Communication errors?

Last post 06-14-2018, 6:00 PM by Wwong. 5 replies.
Sort Posts: Previous Next
  • Communication errors?
    Posted: 06-11-2018, 1:08 PM

    I'm getting some errors in the event viewer every day while performing aux copies, but so far I've been unable to figure out the problem.  I've tried to open several tickets on this as well, and so far have not been successful in pinpointing the cause.  This is our environment.  We have a Commserve host running on a VM in my office.  The media agents are also VM's, each one in a different geographic location.  The aux copies we run consist of copying the backed up data from that site to either another site, or to our OracleCloud container.  One site seems to be giving us the lions share of the errors.  The errors read as follows:

    "Unable to communicate with CommServe on host [cvmaster]. Please check the network connectivity between the Client and CommServe, and verify this product's Communication Service is running on the CommServe."

      Support most recently told us to make sure that certain paths etc were excluded from scanning by antivirus software.  So just to be sure as a test, we actually uninstalled all antivirus from the commserve, and the media agents, and let the jobs run again.  We continue to get the same errors daily on the same jobs.  We've noticed though that the jobs start running at 6 am, and usually around 7 am or soon after, that's when we start to get the errors.  It is sporadic up until about 12:30 pm, and the errors taper off for the day.  In some cases, the job actually goes into a pending state for a while and later restarts automatically.  In some cases the errors are accompanied by these types of errors:

    "Error occurred while processing chunk [660250] in media [V_42648] for storage policy [SP-SC_Main] copy [SG-Offsite-Primary]:  Backup job [31584]. Unable to send the stop data transfer control message to the tail. ."

      We thought that antivirus might have been responsible for interrupting something on the disk library, but this error actually occured AFTER the antivirus had been removed.  I thought it might be a network issue, but we've tried to pair up errors from the log file with time stamps of errors on the network, and could not find anything that matched up.  Firewalls on the network are open for Commvault to communicate freely.  What else can we look at? 
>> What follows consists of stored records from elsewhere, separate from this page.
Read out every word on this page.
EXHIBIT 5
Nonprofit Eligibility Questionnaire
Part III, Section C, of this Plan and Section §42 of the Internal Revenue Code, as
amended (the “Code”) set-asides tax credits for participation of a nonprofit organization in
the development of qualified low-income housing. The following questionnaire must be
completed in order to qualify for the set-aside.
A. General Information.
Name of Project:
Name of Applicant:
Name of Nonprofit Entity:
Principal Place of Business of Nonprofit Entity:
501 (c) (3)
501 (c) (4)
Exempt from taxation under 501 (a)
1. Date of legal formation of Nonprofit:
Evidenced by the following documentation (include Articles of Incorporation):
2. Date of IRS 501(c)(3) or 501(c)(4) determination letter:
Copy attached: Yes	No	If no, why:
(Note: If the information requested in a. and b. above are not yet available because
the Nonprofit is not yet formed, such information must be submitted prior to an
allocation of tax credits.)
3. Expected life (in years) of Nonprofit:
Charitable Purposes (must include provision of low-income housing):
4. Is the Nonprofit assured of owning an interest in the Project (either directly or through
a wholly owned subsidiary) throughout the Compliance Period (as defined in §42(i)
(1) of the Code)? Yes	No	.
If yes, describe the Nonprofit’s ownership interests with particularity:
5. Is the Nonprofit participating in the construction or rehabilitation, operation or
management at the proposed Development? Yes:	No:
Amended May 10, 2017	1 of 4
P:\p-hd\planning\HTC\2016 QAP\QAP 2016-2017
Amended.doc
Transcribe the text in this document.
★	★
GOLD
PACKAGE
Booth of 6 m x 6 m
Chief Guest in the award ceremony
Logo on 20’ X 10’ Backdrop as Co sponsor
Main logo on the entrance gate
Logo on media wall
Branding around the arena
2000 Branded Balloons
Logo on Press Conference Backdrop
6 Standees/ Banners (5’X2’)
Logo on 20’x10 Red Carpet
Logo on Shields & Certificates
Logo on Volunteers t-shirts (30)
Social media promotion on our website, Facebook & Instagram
  • Re: Communication errors?
    Posted: 06-11-2018, 7:06 PM

    Hi tbrown

    In relation to the error that you get from the "Events" reporting "Unable to send the stop data transfer control message to the tail." This usually points to a network drop, which causes the Aux Copy process to "go down". 

    In your specific scenario, since the MediaAgent are situated in different location, the next recommended option would be to put in "Network Route (or previously referred to as "Firewall Configuration") within CommVault. 

    Once the above is done, I would then recommend to do a wireshark capture between the two sites that report the most errors (on the Source MediaAgent and Destination MediaAgent, run one wireshark capture). 

    When the errors are reported within CommVault, stop the wireshark captures and marry up the times with the logs from CommVault 

    The above steps is to further isolate the issue, if this is thought to be a potential network issue, we can drill down on whether this could be related to a TCP reset or an issue at the ISP level, as the Aux Copy are transferring over geographic locations. 

    Hopefully that helps 

    Thank you 

    Winston 

  • Re: Communication errors?
    Posted: 06-11-2018, 7:45 PM

    Ok, yes, that network route was also suggested at one point, and we put that in, but so far that hasn't seemed to have helped.  I'll check with our network admin about the wireshark capture, not sure if he can do that or not. 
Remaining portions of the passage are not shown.